Fomentar o turismo sustentável e a área social. Essas são as prioridades do pré-candidato do Partido Socialismo e Liberdade (PSOL) à Prefeitura de Praia Grande, Jasper Lopes. Ele concorrerá pela terceira vez ao cargo no município. O prefeiturável também destaca a falta de alternância no controle do Executivo da cidade.
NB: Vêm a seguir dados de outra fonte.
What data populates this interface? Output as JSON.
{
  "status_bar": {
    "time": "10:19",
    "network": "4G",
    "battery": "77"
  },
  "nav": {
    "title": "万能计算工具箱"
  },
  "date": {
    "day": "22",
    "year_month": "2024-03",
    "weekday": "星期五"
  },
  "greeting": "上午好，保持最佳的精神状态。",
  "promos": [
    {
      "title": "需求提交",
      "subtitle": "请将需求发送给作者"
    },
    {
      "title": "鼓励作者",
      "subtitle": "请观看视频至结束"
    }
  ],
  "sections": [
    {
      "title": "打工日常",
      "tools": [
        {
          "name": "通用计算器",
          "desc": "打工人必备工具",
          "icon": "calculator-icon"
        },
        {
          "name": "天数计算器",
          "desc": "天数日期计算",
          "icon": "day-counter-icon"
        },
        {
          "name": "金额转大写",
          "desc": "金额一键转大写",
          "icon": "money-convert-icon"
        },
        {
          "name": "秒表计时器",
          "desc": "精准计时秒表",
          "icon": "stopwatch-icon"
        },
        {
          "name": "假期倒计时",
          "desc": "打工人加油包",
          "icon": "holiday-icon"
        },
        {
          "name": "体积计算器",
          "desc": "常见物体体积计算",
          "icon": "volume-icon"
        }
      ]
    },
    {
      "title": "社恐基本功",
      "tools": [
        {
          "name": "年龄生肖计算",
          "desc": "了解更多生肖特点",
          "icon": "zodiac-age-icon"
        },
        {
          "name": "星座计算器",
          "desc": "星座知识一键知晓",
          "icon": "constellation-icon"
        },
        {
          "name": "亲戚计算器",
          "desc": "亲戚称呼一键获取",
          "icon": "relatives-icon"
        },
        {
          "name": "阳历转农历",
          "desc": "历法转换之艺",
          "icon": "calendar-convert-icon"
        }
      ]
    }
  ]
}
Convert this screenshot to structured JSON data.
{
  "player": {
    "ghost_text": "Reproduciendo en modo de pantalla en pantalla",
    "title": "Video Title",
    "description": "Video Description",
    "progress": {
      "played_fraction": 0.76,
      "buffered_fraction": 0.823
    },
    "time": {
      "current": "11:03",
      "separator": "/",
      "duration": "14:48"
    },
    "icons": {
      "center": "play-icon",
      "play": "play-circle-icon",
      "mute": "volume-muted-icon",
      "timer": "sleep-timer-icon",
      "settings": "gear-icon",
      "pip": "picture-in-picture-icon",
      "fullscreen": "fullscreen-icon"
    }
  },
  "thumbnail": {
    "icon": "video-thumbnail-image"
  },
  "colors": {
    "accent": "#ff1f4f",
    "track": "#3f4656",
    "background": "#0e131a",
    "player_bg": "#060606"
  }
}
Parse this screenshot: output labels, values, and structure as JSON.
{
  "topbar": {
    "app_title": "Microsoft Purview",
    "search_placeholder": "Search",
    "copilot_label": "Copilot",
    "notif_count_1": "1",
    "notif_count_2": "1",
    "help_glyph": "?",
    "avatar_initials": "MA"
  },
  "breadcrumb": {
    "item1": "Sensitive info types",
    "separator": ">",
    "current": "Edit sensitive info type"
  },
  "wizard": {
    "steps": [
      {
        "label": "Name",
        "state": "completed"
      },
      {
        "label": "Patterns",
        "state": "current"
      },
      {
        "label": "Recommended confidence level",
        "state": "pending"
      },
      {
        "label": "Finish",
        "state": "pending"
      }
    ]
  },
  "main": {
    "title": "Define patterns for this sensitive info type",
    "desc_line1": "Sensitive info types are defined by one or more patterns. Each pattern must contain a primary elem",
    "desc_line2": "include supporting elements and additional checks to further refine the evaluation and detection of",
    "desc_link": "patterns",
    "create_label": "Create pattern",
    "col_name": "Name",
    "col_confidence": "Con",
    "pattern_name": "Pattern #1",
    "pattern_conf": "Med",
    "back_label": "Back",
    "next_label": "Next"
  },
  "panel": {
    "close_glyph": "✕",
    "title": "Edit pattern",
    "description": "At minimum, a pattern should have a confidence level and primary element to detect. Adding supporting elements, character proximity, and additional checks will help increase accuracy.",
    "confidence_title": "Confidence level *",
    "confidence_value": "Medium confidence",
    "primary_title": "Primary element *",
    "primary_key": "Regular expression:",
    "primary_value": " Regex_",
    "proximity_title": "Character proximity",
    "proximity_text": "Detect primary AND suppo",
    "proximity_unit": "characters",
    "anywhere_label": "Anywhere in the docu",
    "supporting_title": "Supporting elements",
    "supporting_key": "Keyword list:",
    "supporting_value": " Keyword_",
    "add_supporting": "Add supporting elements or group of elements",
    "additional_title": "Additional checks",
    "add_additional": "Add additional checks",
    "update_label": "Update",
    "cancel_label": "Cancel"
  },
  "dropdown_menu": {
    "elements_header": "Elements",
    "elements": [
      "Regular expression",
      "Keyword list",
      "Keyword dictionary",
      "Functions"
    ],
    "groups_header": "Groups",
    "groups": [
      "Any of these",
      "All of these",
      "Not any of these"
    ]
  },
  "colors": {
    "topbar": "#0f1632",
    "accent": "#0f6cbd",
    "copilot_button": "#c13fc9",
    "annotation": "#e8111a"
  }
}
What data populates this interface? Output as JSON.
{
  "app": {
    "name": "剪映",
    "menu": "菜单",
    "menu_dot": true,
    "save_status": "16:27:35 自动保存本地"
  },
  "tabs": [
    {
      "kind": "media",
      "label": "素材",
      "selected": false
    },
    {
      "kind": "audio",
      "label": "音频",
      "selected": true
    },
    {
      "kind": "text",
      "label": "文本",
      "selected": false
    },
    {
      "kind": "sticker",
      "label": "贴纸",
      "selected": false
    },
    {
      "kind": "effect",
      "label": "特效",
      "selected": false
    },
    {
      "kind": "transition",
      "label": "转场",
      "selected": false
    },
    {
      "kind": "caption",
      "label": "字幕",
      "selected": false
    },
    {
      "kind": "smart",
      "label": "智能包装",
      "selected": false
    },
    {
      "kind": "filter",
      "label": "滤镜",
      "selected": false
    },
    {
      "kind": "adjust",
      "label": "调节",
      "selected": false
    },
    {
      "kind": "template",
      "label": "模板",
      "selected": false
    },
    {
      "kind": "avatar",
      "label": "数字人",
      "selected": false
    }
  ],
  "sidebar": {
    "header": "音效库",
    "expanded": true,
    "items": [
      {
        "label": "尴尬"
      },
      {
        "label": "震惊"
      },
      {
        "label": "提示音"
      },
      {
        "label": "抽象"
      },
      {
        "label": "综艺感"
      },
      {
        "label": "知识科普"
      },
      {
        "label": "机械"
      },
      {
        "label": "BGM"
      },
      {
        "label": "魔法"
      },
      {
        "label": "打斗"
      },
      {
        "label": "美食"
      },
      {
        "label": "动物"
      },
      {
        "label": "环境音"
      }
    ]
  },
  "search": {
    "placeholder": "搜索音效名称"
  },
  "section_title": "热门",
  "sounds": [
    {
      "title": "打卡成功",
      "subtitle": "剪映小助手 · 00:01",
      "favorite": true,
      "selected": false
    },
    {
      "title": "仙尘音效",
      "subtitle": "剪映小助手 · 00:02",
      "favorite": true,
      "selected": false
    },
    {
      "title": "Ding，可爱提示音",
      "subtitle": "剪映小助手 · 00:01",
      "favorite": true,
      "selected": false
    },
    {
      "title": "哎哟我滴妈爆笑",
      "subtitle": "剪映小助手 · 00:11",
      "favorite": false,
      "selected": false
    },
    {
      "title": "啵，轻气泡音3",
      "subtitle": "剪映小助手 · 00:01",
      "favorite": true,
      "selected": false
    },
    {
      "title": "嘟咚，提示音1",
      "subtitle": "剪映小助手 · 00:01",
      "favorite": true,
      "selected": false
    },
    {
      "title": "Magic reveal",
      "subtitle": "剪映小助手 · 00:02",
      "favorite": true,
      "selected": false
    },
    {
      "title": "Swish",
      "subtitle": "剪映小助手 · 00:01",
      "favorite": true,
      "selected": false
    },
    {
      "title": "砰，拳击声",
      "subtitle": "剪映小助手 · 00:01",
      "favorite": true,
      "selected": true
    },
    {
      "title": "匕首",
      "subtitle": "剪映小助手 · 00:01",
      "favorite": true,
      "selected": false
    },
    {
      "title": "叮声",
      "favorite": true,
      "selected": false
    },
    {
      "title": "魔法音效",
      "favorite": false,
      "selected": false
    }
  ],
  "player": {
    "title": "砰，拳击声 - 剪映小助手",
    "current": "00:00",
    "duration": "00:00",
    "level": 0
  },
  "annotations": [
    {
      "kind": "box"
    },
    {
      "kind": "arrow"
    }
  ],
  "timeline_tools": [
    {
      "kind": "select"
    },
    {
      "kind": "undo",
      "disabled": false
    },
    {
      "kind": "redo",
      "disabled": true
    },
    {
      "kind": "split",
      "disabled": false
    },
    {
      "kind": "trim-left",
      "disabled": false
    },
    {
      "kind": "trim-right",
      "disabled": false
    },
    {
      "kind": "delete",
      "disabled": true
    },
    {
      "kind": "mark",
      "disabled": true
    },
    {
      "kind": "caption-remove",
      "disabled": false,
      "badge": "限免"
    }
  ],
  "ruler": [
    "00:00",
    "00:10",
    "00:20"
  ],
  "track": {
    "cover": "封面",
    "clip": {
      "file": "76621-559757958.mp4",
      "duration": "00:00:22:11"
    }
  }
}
“Eu não queria ser candidato porque a sua vista é exposta, tem que cumprir uma série de agendas. Mas como é que gente faz para mudar a sociedade? A gente acha que moralmente, socialmente e ambientalmente alguém tem que estar neste espaço. A gente não quer fazer a política do negativo. A gente acha que ainda tem muita coisa que pode ser feita”, afirmou Jasper.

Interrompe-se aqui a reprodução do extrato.